●公的介護保険制度とはどんなもの![]()
公的介護保険は40歳以上の人が加入する制度であり、介護の手助けが必要となった場合に「要介護認定」を受けることによって、「在宅サービス」などの介護サービスを1割の自己負担によって受けられるものです。
介護サービスを受けられるのは主に65歳以上の人で、40歳~64歳の人は要介護状態になった原因が16種類の特定疾病の場合に限られます。
要介護認定では、「要介護度」が7段階(要介護1・2、要介護1~5)で決められています。
要介護度に応じて在宅サービスの支給限度額なども決められており、支給限度額までは1割の負担ですが、限度額を超えるサービス利用料は越えた分の全額が自己負担となります。
受けるサービスはケアマネージャー(介護支援専門員)などと相談して、自分の意思で選択・決定します。
●「介護サービス」とは![]()
公的介護保険で利用できる介護サービスには「在宅サービス」「施設サービス」「地域密着型サービス」の3つがあります。
【在宅サービス】は、自宅で介護事業者が提供するサービス(訪問介護や訪問入浴介護など)を受けたり、介護施設に通ってサービス(デイサービスなど)を受けたりするものです。

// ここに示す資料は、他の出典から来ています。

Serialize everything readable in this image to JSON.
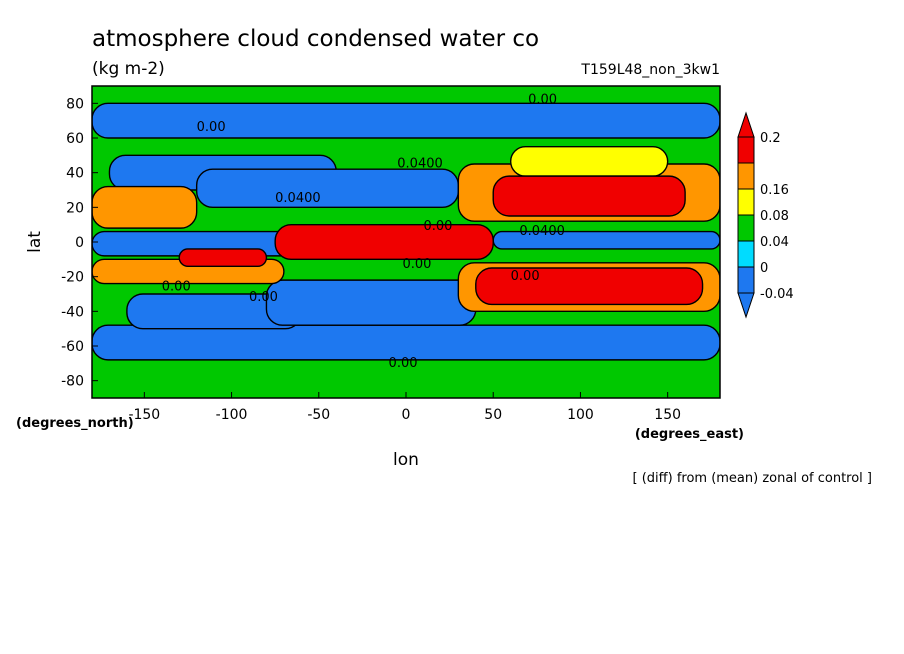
{
  "chart_data": {
    "type": "heatmap",
    "title": "atmosphere cloud condensed water co",
    "units": "(kg m-2)",
    "run_label": "T159L48_non_3kw1",
    "footnote": "[ (diff) from (mean) zonal of control ]",
    "xlabel": "lon",
    "ylabel": "lat",
    "x_units": "(degrees_east)",
    "y_units": "(degrees_north)",
    "xlim": [
      -180,
      180
    ],
    "ylim": [
      -90,
      90
    ],
    "x_ticks": [
      -150,
      -100,
      -50,
      0,
      50,
      100,
      150
    ],
    "y_ticks": [
      -80,
      -60,
      -40,
      -20,
      0,
      20,
      40,
      60,
      80
    ],
    "colorbar": {
      "levels": [
        -0.04,
        0,
        0.04,
        0.08,
        0.16,
        0.2
      ],
      "level_labels": [
        "-0.04",
        "0",
        "0.04",
        "0.08",
        "0.16",
        "0.2"
      ],
      "colors": [
        "#1e78f0",
        "#00dcff",
        "#00c800",
        "#ffff00",
        "#ff9600",
        "#f00000"
      ],
      "extend": "both"
    },
    "contour_labels": [
      "0.00",
      "0.00",
      "0.00",
      "0.0400",
      "0.0400",
      "0.00",
      "0.00",
      "0.0400",
      "0.00",
      "0.00",
      "0.00"
    ],
    "regions": [
      {
        "lon": [
          -180,
          180
        ],
        "lat": [
          -90,
          90
        ],
        "value": 0
      },
      {
        "lon": [
          -180,
          180
        ],
        "lat": [
          60,
          80
        ],
        "value": -0.04
      },
      {
        "lon": [
          -180,
          180
        ],
        "lat": [
          -68,
          -48
        ],
        "value": -0.04
      },
      {
        "lon": [
          -170,
          -40
        ],
        "lat": [
          30,
          50
        ],
        "value": -0.04
      },
      {
        "lon": [
          -160,
          -60
        ],
        "lat": [
          -50,
          -30
        ],
        "value": -0.04
      },
      {
        "lon": [
          -120,
          30
        ],
        "lat": [
          20,
          42
        ],
        "value": -0.04
      },
      {
        "lon": [
          -80,
          40
        ],
        "lat": [
          -48,
          -22
        ],
        "value": -0.04
      },
      {
        "lon": [
          -180,
          -60
        ],
        "lat": [
          -8,
          6
        ],
        "value": -0.04
      },
      {
        "lon": [
          50,
          180
        ],
        "lat": [
          -4,
          6
        ],
        "value": -0.04
      },
      {
        "lon": [
          30,
          180
        ],
        "lat": [
          12,
          45
        ],
        "value": 0.08
      },
      {
        "lon": [
          30,
          180
        ],
        "lat": [
          -40,
          -12
        ],
        "value": 0.08
      },
      {
        "lon": [
          -180,
          -70
        ],
        "lat": [
          -24,
          -10
        ],
        "value": 0.08
      },
      {
        "lon": [
          -180,
          -120
        ],
        "lat": [
          8,
          32
        ],
        "value": 0.08
      },
      {
        "lon": [
          60,
          150
        ],
        "lat": [
          38,
          55
        ],
        "value": 0.04
      },
      {
        "lon": [
          -75,
          50
        ],
        "lat": [
          -10,
          10
        ],
        "value": 0.2
      },
      {
        "lon": [
          -130,
          -80
        ],
        "lat": [
          -14,
          -4
        ],
        "value": 0.2
      },
      {
        "lon": [
          50,
          160
        ],
        "lat": [
          15,
          38
        ],
        "value": 0.2
      },
      {
        "lon": [
          40,
          170
        ],
        "lat": [
          -36,
          -15
        ],
        "value": 0.2
      }
    ]
  }
}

【施設サービス】は、住み慣れた住まいを離れて施設に入居して受けるサービスですが、その役割に応じて「介護老人福祉施設(特別養護老人ホーム)」「介護老人保健施設」「介護療養型医療施設」の3つがあります。
・介護老人福祉施設は、常に介護が必要で、在宅では介護が困難な人を対象とし、日常生活中の世話、機能訓練を行う施設です。
・介護老人保健施設は、病状が安定した人が、看護や医学的管理のもとで介護、機能訓練などを行い、自宅復帰を目指す施設です。
・介護療養型医療施設は、急性期の治療を終え、慢性疾患などにより長期療養を必要とする人が、医療や介護、日常生活上の世話を受ける医療施設です。
・なお、有料老人ホームなどで暮らしながら受ける介護サービスは、施設サービスではなく、在宅サービスの対象です。
【地域密着型サービス】は、住み慣れた地域を離れずに受けられるサービスとして平成17年に創設されたものです。自宅で夜間の定期的な巡回訪問を受けるなど在宅サービスと併用して受けられるサービスや、グループホームなどがあります。
・グループホームは、認知症の人が5~9人で共同生活しながら自宅にいるような家庭的な雰囲気の中で介護や機能訓練などを受けられる場所です。
●介護の不安は高齢者だけのもの![]()
介護には自分自身が要介護状態になるリスクと介護する立場になる双方のリスクがあります。
仮に親の介護が必要になったら、「施設サービス」を利用すればいいと考えるかもしれませんが、希望する介護施設にいつでも入居できるとは限りませんし、要支援1,2の状態では「施設サービス」は利用できません。
平成25年6月分のサービス受給者をみると在宅サービス:353万人、施設サービス:89万人、地域密着型サービス:35万人となっており、施設サービスの利用者は2割程度にすぎません。
また、現状の流れとして、介護は「施設」で担うものというより、「在宅」「地域」が担っていく方向にあります。
以上、公的介護保険について簡単にまとめてみましたが、備えを考える第一歩として、まずは公的介護保険制度について知ることから初めてみてはいかがでしょうか。